Crise de la dette: Wolfgang Schäuble demande plus d'efforts à la Grèce

Le ministre des Finances allemand Wolfgang Schäuble a averti la Grèce qu'elle devait redoubler d'efforts pour se conformer aux conditions du plan de sauvetage imposées par les bailleurs de fonds internationaux.
06 août 2015, 10:28
/ Màj. le 20 oct. 2015 à 10:39
The Greek flag flies over Athens Academy in Athens on Tuesday June 5, 2012. Greece is in a fifth year of recession, with poverty and unemployment rapidly rising amid protracted harsh cutbacks implemented to secure vital international bailout loans. But political uncertainty ahead of new elections on June 17 has intensified fears that the country could be forced to abandon the euro and revert to a devalued version of its old drachma currency. (AP Photo/Dimitri Messinis)
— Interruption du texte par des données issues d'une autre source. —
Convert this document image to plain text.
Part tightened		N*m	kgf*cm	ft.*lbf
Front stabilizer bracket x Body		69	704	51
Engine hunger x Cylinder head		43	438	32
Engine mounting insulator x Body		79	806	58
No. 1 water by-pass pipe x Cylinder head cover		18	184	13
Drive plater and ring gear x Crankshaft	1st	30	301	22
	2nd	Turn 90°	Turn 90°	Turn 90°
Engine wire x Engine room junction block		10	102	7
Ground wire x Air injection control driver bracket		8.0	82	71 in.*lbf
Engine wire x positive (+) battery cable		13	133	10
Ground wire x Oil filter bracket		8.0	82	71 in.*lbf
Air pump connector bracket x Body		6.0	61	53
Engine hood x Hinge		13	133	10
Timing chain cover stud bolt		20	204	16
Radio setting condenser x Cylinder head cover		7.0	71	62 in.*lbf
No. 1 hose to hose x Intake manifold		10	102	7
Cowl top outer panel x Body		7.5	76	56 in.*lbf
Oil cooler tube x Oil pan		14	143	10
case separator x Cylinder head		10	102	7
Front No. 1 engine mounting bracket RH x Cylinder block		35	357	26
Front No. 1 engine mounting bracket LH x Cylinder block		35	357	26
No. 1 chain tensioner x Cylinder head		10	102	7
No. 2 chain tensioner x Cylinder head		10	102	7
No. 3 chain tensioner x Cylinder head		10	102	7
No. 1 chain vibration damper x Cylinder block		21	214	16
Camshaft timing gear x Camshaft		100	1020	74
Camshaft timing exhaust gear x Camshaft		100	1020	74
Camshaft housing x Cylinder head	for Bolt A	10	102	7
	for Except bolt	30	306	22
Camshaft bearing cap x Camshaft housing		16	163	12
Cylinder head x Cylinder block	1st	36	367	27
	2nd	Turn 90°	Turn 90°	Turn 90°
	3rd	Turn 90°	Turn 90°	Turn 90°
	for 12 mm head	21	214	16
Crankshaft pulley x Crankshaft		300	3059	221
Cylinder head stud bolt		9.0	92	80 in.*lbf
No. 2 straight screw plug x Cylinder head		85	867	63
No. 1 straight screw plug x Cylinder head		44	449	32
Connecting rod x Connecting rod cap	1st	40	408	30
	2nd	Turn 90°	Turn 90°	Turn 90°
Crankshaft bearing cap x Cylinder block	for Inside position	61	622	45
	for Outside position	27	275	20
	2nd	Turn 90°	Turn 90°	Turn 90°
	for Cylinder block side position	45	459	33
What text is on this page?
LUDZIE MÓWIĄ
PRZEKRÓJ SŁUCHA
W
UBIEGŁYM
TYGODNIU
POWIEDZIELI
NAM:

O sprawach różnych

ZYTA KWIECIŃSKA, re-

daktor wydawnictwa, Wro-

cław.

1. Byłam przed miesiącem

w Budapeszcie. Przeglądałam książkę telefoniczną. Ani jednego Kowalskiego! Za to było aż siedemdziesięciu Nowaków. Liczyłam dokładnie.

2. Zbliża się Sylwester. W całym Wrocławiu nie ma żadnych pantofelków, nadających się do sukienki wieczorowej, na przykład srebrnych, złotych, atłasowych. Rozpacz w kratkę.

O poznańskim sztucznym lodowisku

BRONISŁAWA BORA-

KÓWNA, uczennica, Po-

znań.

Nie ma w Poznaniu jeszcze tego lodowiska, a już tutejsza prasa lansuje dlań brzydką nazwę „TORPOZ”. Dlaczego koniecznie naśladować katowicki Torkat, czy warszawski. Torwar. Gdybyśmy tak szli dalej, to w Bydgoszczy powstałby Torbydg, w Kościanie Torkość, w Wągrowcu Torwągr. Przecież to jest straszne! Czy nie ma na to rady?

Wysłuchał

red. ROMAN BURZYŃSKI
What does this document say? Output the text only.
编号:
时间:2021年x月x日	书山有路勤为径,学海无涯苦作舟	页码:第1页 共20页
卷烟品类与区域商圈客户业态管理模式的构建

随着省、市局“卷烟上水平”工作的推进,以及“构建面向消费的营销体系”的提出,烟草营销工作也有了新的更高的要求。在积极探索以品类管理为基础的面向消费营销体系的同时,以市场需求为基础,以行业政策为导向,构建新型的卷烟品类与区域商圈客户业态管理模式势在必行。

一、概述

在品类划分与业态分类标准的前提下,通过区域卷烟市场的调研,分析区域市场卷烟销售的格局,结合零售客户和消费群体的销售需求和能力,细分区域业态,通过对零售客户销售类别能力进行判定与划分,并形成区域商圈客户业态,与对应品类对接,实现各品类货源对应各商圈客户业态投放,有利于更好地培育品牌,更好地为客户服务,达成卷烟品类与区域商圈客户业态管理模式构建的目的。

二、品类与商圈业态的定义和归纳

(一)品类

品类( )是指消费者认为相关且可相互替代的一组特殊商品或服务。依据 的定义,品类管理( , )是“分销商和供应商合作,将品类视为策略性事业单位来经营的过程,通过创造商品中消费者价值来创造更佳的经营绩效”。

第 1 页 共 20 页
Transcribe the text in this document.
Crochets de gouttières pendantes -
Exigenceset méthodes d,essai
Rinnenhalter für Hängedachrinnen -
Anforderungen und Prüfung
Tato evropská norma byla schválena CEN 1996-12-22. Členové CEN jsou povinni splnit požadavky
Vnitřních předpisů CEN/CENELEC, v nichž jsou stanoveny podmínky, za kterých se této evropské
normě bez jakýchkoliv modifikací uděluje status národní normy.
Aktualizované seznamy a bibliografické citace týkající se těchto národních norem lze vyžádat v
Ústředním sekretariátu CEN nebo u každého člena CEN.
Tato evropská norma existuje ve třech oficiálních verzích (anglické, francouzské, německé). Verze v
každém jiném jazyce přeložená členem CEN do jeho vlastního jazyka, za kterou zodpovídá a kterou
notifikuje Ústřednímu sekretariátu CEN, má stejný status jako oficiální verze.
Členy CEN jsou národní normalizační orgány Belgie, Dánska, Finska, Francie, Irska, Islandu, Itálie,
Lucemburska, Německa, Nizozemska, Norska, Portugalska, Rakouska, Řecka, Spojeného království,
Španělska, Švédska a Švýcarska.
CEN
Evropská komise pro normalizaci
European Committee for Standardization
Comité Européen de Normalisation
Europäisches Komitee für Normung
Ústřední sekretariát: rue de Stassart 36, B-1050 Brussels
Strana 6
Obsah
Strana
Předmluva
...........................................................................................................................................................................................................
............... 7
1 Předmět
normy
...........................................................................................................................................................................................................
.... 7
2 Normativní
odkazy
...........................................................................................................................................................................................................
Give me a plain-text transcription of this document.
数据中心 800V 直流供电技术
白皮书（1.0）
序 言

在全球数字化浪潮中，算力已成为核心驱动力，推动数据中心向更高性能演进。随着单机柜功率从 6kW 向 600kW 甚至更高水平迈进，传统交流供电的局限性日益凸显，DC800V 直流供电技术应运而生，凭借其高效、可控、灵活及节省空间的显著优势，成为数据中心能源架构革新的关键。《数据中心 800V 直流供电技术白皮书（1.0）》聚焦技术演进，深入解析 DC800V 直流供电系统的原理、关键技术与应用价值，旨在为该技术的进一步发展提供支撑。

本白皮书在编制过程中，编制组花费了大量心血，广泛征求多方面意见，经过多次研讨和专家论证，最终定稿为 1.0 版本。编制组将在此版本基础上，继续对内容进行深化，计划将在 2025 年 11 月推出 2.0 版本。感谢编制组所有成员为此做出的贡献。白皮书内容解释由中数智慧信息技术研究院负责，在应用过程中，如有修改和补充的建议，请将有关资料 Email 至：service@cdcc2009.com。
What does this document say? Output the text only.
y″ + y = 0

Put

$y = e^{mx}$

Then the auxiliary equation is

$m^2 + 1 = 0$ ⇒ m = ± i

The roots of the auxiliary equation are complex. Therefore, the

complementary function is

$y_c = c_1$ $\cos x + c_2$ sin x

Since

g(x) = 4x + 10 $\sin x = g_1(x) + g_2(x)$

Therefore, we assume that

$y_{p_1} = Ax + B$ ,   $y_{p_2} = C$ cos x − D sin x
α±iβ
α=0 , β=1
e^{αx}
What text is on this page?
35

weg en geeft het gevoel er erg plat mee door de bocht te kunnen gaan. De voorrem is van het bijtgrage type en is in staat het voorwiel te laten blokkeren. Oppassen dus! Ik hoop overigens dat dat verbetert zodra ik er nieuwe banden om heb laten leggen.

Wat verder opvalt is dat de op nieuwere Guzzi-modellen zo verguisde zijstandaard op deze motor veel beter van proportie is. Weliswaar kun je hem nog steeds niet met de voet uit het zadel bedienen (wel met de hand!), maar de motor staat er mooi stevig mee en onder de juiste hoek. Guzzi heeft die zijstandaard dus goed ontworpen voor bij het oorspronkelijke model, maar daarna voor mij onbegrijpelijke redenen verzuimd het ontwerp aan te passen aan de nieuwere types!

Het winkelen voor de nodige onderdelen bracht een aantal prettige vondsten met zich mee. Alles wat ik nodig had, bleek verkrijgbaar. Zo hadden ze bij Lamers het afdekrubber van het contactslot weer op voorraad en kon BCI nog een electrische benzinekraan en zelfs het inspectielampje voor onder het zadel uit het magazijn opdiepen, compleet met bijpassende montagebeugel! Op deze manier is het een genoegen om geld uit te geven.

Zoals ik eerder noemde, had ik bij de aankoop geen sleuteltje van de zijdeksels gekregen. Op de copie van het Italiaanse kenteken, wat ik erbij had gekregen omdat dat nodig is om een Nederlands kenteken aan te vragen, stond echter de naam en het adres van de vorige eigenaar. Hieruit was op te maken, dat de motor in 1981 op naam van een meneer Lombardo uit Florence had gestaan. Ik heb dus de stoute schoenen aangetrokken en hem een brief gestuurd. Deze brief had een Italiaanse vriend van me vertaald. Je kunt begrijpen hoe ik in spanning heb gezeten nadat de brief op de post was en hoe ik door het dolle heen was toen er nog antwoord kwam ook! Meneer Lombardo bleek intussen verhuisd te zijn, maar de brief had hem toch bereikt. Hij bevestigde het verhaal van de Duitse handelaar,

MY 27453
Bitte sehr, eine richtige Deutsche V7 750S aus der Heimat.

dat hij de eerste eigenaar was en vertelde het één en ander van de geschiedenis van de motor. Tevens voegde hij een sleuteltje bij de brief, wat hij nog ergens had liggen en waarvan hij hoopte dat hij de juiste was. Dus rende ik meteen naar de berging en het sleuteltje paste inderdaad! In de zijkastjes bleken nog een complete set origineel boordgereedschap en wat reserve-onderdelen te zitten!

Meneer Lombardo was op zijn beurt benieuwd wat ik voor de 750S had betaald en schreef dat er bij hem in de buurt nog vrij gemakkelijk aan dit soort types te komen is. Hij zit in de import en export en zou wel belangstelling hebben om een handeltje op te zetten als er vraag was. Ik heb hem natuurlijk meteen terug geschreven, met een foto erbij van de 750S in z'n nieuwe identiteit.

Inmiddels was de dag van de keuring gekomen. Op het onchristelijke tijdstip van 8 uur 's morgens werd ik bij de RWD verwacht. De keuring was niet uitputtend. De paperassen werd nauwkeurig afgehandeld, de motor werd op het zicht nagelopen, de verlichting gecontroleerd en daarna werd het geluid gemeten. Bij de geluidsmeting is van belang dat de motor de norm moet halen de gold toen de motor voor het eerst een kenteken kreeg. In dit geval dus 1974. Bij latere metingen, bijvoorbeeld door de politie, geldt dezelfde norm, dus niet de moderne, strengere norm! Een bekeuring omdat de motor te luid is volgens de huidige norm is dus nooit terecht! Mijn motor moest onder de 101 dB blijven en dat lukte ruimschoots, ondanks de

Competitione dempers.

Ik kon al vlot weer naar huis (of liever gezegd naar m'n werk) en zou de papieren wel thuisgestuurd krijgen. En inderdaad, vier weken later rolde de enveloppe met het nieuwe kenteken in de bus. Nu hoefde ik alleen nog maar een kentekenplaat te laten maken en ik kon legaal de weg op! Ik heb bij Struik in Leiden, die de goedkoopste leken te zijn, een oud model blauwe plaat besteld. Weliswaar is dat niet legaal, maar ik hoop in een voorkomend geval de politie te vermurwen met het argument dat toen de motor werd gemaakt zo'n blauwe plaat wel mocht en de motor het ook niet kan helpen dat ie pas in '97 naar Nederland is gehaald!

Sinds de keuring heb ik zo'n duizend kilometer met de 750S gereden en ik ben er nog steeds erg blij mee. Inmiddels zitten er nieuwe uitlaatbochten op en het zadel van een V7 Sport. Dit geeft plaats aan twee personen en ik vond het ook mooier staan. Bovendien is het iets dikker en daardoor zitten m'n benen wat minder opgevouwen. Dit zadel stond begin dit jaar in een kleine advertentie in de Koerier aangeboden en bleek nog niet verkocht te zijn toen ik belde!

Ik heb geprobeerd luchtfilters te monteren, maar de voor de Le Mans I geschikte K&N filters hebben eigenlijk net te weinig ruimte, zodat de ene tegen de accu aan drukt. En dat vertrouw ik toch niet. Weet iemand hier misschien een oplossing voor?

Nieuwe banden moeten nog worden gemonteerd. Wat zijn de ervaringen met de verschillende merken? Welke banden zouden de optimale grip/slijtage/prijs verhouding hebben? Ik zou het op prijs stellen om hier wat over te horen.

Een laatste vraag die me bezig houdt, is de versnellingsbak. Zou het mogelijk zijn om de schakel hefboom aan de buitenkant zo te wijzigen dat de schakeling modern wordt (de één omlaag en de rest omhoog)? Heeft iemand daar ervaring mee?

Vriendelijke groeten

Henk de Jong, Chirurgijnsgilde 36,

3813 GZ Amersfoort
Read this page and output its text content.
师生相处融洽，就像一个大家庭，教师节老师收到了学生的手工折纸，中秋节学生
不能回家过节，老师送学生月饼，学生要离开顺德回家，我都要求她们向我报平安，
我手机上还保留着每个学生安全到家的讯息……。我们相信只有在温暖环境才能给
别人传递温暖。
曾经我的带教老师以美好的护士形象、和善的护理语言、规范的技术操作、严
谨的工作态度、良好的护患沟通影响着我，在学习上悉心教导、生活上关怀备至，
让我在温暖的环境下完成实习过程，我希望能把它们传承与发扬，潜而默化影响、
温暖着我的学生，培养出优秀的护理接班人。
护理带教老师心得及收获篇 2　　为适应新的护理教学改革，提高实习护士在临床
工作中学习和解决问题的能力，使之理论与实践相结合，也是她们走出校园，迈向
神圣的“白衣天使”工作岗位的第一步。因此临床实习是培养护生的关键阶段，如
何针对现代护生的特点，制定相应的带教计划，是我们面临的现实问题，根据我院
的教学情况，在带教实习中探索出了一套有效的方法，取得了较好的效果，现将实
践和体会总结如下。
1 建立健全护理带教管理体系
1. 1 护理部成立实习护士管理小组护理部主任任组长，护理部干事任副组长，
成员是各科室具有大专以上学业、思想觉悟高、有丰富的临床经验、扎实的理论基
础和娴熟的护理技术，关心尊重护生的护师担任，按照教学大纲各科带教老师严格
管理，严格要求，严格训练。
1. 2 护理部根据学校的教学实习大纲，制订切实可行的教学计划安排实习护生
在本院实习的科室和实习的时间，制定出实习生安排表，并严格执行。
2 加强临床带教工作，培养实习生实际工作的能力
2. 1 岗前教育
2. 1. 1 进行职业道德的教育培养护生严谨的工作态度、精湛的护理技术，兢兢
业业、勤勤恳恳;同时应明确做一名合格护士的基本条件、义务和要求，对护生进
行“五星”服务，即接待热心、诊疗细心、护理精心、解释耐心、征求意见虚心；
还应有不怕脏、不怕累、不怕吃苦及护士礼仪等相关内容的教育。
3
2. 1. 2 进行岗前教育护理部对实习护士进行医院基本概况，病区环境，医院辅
"S'il y a des retards, la Grèce doit les combler", a annoncé le ministre des Finances allemand Wolfgang Schäuble

dans un entretien publié lundi dans le quotidien "Bild". Il somme la Grèce de redoubler ses efforts pour combler sa dette.
 
M. Schäuble a refusé de prédire si la Grèce resterait dans la zone euro. Il a dit qu'il attendrait les nouvelles conclusions de l'Union européenne (UE), du Fonds monétaire international (FMI) et de la Banque centrale européenne (BCE) - la troïka des bailleurs de fonds.
 
"Je ne vais pas devancer la troïka. Quand son rapport sera prêt, l'Eurogroupe se réunira", a-t-il indiqué, se référant aux ministres des Finances de la zone euro.
 
Wolfgang Schäuble ne voit pas de parallèle à faire entre la situation de la Grèce et celle de l'Espagne, pour lequel l'Eurogroupe a approuvé un plan d'aide au secteur bancaire de 100 milliards d'euros vendredi.
 
"Les causes des crises dans les deux pays sont complètement différentes. L'économie espagnole est beaucoup plus compétitive et a une structure différente. Le pays se remettra sur pied rapidement", a-t-il prédit.
 
Examen cette semaine
 
Le ministre des Finances grec Yannis Stournaras a admis mercredi que son pays, touché par la crise, avait encore "du chemin à parcourir" pour finaliser les 11,5 milliards d'euros de coupes budgétaires exigées par l'UE et le FMI en échange de nouveaux prêts.
 
Les experts de la troïka sont attendus à Athènes cette semaine pour un examen en profondeur du programme économique du nouveau gouvernement.
 
Leur rapport déterminera si la Grèce recevra le nouveau prêt de 31,5 milliards d'euros prévu d'ici septembre par le plan de sauvetage de ses finances.